The architecture and standards developed today must result in a fully networked force of the future. Additionally, early FORCEnet capabilities must be implemented in a way that provides tomorrow’s warfighter the greatest tactical and strategic advantage.
“The CNO has clearly defined his objectives for 2006, and it is apparent that the Naval NETWAR FORCEnet Enterprise is contributing to the attainment of these objectives,” said Bachmann, "and we are committed to bring the CNO’s objectives to fruition.”
The Navy’s acquisition community has also undergone changes that affect TEAM SPAWAR. Etter was named ASN
RDA in September 2005, and as Bachmann explained, “She acts quickly and decisively and is accelerating the
PEO/systems command dialog across the Navy. She immediately addressed such questions as ‘What’s the best way for the acquisition community to be organized?’”
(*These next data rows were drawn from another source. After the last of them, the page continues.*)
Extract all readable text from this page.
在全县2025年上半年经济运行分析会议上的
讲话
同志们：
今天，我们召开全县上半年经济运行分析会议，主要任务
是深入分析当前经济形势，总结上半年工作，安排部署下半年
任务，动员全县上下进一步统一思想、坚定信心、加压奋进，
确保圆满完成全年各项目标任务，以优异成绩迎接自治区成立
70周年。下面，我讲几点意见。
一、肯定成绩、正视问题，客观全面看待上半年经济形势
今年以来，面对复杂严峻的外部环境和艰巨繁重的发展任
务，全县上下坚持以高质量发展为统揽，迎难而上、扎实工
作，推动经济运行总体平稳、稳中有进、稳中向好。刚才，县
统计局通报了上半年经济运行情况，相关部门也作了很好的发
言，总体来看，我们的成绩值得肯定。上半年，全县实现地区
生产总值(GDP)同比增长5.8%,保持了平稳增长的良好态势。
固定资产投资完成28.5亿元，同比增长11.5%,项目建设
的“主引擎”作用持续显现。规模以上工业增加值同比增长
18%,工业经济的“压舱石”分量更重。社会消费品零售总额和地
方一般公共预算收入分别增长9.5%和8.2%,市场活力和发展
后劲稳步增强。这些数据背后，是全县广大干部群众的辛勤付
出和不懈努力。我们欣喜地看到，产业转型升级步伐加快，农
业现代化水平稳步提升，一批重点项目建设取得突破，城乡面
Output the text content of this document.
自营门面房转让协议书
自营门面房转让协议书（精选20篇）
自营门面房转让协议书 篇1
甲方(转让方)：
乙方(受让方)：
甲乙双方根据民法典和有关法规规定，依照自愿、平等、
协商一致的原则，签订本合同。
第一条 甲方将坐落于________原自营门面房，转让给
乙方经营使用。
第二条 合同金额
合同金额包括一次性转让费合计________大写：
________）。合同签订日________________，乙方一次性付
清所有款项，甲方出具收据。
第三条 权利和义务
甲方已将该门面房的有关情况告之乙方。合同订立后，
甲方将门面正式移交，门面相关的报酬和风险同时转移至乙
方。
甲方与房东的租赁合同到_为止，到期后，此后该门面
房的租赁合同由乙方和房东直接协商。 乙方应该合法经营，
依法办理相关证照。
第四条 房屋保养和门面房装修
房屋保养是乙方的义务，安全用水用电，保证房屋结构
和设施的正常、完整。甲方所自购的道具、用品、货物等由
On Feb. 23, ASN RDA announced a restructuring in the Navy’s information technology arena. Rear Adm. James B. Godwin, who had previously served as NMCI’s Direct Reporting Program Manager, was designated as the lead for the newly-established PEO for Enterprise Information Systems. PEO EIS is responsible for initiatives of the former PEO Information Technology and now includes NMCI, Base Level Information Infrastructure – ONE-NET and Navy Enterprise Resource Planning. The restructuring also affected PEO C4I and Space, which added another essential joint-oriented program to its organization.
The Distributed Common Ground System-Navy (DCGS-N) program, which provides time-critical fire control solutions and situational awareness support for command and control planning, will now report to Program Executive Officer Dennis Bauman.
With only a few weeks on the job and several more East Coast trips already planned, Bachmann has outlined an ambitious agenda by which his tenure will be evaluated:
• Support NNFE and NETWARCOM to more effectively deliver FORCEnet capabilities to the fleet;
• Increase support and strengthen relationships with PEOs;
• Move TEAM SPAWAR more toward competency alignment;
• Make TEAM SPAWAR as efficient and effective as possible.
One of Bachmann's first directives was to clarify how SPAWAR Headquarters and its associated PEOs (PEO Space Systems, PEO C4I and Space, and PEO EIS), systems centers and field activities should be referred. With the advent of NNFE, it became clear that using the term "SPAWAR Enterprise" would likely cause confusion among government and industry partners, academia and the fleet.
Accordingly, the SPAWAR corporate organization has been renamed "TEAM SPAWAR" to help alleviate any confusion between the organization and the collaborative enterprise organizations established by the CNO.
“One message we’ve received from the CNO is ‘Do not sit on the fence with game-changing ideas. Figure out a way to get those ideas heard and to the fleet. Don’t let the system crush innovative new ideas.’ And I plan to take the CNO up on that offer,” Bachmann said.